Hey, good article, Phill. Funny, but true….and I think it may prove helpful.
The video work is also impressive.
I got a chuckle out of these! I’m not a veteran like you; I’ve only been a church janitor for about 7 months. I love my job, the flexibility for me to pretty much set my own hours, and my boss (though it took almost 4 months for it to stop being “awkward” having a pastor as a boss). I found these incredibly accurate, especially throwing garbage into a can that doesn’t have a liner when I’m in the process of taking trash out….or, putting trash on top of a TIED BAG that I’ve removed from the trash can and set down while I go get other bags.

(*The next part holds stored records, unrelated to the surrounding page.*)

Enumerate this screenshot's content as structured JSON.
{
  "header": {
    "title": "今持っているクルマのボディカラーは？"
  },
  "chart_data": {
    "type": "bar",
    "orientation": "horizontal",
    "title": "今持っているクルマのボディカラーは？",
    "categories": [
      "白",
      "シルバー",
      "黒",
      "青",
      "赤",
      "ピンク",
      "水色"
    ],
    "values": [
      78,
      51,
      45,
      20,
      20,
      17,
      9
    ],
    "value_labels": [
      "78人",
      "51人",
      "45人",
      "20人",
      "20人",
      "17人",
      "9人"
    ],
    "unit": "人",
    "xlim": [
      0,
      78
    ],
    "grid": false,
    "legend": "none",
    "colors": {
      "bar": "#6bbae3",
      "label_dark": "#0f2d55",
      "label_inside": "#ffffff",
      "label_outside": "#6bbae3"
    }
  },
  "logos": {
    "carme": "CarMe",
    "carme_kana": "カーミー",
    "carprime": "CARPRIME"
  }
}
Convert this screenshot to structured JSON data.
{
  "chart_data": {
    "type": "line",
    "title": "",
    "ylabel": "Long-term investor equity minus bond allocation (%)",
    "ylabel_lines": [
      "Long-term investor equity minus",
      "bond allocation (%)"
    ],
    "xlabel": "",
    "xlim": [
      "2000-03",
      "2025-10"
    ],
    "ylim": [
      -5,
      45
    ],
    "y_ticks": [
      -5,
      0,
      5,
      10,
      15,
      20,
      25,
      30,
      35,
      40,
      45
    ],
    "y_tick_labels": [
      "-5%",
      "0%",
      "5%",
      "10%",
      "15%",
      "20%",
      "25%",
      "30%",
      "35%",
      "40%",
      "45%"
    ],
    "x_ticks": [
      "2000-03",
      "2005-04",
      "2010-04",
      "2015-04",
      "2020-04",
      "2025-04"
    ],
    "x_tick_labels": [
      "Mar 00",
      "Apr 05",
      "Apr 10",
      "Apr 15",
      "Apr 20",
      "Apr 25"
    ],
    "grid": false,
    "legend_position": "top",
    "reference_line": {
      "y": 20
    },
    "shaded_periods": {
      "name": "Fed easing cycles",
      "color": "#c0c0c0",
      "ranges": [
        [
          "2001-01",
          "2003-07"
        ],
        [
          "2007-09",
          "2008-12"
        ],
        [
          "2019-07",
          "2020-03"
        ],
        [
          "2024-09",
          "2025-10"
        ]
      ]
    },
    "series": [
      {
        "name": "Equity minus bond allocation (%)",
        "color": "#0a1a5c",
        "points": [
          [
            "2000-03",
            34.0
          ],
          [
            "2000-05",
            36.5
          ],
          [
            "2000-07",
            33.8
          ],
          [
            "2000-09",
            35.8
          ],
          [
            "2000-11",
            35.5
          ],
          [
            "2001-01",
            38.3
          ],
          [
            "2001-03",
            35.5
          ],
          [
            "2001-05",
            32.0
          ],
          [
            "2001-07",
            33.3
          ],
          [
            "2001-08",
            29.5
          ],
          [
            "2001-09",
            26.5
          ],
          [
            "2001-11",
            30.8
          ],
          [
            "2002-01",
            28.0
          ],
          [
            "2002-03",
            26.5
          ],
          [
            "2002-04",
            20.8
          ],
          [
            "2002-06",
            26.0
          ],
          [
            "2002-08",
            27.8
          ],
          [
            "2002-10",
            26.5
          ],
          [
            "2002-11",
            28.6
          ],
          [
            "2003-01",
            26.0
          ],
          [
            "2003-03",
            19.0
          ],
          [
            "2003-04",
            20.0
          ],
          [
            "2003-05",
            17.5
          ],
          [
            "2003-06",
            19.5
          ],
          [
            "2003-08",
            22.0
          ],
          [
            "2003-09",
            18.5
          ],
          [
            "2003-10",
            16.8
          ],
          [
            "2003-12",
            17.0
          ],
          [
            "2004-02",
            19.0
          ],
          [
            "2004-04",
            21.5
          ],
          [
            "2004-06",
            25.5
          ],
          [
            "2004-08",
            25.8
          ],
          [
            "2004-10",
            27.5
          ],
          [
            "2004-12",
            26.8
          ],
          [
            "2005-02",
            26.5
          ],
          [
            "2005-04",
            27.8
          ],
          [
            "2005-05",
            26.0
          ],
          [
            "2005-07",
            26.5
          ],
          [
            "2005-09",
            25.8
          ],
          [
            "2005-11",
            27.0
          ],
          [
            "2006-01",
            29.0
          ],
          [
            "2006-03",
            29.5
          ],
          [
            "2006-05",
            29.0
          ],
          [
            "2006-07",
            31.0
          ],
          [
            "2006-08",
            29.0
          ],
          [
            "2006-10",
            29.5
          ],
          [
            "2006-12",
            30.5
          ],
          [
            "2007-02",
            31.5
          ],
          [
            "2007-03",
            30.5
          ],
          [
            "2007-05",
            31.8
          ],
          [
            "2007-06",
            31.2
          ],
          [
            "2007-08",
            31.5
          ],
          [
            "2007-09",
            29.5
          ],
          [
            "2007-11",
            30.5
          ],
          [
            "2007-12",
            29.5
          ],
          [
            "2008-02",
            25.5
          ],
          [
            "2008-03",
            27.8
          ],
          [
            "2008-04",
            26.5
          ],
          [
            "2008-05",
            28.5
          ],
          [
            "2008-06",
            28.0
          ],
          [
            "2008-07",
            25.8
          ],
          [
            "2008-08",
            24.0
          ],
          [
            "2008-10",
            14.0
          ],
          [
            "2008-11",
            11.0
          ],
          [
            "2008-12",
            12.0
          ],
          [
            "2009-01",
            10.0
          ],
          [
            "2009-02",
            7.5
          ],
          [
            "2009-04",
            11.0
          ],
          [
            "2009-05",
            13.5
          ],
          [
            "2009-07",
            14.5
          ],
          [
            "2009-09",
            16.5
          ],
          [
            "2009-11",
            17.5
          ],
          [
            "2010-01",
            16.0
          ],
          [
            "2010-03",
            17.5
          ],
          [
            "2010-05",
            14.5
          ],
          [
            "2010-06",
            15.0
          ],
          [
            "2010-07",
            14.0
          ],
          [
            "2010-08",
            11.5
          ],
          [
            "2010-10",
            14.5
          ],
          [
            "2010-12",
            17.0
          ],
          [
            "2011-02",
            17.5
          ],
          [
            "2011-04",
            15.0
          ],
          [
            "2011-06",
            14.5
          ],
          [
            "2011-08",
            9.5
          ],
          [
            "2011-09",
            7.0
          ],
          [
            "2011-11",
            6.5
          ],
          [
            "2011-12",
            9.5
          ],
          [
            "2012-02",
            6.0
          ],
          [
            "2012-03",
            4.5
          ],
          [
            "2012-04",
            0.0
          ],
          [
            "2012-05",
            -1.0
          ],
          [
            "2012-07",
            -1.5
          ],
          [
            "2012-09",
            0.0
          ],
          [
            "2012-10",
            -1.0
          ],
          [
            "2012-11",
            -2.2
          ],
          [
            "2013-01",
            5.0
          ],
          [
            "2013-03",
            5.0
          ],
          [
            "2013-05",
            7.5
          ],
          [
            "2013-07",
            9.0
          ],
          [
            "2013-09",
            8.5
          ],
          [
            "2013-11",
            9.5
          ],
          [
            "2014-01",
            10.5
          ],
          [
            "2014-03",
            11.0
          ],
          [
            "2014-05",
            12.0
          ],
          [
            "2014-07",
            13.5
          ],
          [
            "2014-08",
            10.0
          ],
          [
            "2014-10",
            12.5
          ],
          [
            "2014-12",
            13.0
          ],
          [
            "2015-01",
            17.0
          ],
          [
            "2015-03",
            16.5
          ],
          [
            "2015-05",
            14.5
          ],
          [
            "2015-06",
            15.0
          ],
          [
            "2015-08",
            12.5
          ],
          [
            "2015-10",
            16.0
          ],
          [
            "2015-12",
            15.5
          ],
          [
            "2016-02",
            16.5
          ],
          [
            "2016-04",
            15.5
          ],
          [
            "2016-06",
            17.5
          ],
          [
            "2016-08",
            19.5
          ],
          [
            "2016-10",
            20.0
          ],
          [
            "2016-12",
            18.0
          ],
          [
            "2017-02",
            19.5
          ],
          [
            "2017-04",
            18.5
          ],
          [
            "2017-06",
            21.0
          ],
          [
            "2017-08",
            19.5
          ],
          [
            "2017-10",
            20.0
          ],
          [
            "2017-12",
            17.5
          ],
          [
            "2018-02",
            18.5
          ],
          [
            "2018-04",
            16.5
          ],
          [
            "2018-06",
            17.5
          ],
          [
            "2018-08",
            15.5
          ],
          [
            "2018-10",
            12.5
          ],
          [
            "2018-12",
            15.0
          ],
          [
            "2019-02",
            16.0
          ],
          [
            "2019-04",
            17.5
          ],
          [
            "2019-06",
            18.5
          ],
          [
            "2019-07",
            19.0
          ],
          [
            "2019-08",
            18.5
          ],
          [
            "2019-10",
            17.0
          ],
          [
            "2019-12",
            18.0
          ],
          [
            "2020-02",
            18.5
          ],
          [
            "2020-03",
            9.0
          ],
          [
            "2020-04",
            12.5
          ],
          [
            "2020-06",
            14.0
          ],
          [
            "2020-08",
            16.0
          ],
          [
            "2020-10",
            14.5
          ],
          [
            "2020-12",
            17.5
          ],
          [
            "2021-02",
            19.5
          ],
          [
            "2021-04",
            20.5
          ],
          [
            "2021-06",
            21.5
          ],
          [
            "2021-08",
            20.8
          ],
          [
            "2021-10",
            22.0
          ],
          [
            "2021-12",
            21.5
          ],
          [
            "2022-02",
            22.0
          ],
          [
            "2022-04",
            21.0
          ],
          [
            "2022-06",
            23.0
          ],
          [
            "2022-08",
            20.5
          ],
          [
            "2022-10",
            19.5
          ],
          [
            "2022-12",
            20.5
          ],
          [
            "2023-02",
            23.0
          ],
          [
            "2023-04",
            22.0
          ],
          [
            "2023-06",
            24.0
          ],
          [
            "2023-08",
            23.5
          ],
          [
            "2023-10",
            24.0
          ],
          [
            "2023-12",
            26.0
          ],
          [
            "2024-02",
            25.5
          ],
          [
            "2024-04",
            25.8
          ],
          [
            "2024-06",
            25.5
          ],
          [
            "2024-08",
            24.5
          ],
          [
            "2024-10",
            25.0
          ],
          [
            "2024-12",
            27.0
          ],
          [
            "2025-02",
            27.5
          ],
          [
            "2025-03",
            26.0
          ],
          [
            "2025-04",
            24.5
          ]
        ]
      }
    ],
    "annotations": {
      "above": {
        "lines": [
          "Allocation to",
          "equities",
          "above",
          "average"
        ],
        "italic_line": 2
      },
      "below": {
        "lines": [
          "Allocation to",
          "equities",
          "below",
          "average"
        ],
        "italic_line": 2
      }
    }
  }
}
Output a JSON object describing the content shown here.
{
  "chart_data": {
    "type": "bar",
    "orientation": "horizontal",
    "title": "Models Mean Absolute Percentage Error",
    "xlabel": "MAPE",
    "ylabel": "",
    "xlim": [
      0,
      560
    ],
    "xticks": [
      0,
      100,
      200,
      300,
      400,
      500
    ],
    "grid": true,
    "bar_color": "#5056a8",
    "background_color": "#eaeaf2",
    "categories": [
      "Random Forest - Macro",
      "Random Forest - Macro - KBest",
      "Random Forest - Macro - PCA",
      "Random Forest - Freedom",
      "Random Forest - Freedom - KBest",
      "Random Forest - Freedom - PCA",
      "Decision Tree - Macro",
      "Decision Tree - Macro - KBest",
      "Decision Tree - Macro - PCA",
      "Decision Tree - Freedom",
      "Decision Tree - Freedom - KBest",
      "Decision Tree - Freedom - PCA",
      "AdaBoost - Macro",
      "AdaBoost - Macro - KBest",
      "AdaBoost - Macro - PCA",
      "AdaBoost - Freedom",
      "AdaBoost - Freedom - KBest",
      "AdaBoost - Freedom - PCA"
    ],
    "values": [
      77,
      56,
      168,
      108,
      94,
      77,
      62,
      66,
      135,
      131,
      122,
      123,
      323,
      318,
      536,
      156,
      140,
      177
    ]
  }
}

I believe there may have been once or twice that trash got taken out and in between removing one bag and coming back to replace it, I noticed something else that needed my attention and the liner didn’t get replaced that week….I usually have at least 5 bags in the bottom of every trash can. Rather than helping out the janitor who squirreled and forgot to replace the liner, garbage (even wet garbage) gets thrown on top of the liners, thus wasting them as well as making more work for me because now the trash can has to be washed (something I do anyway, but roughly once a month). I just might faint from shock if I ever go a whole week without one or the other (or both) happening.
Using supplies and not returning them is also a big one for me. We have a large church, and several times I’ve gotten quite the workout hunting forthe vacuum, broom or mop. It doesn’t happen as often as issues with trash cans, but it’s annoying when it does happen.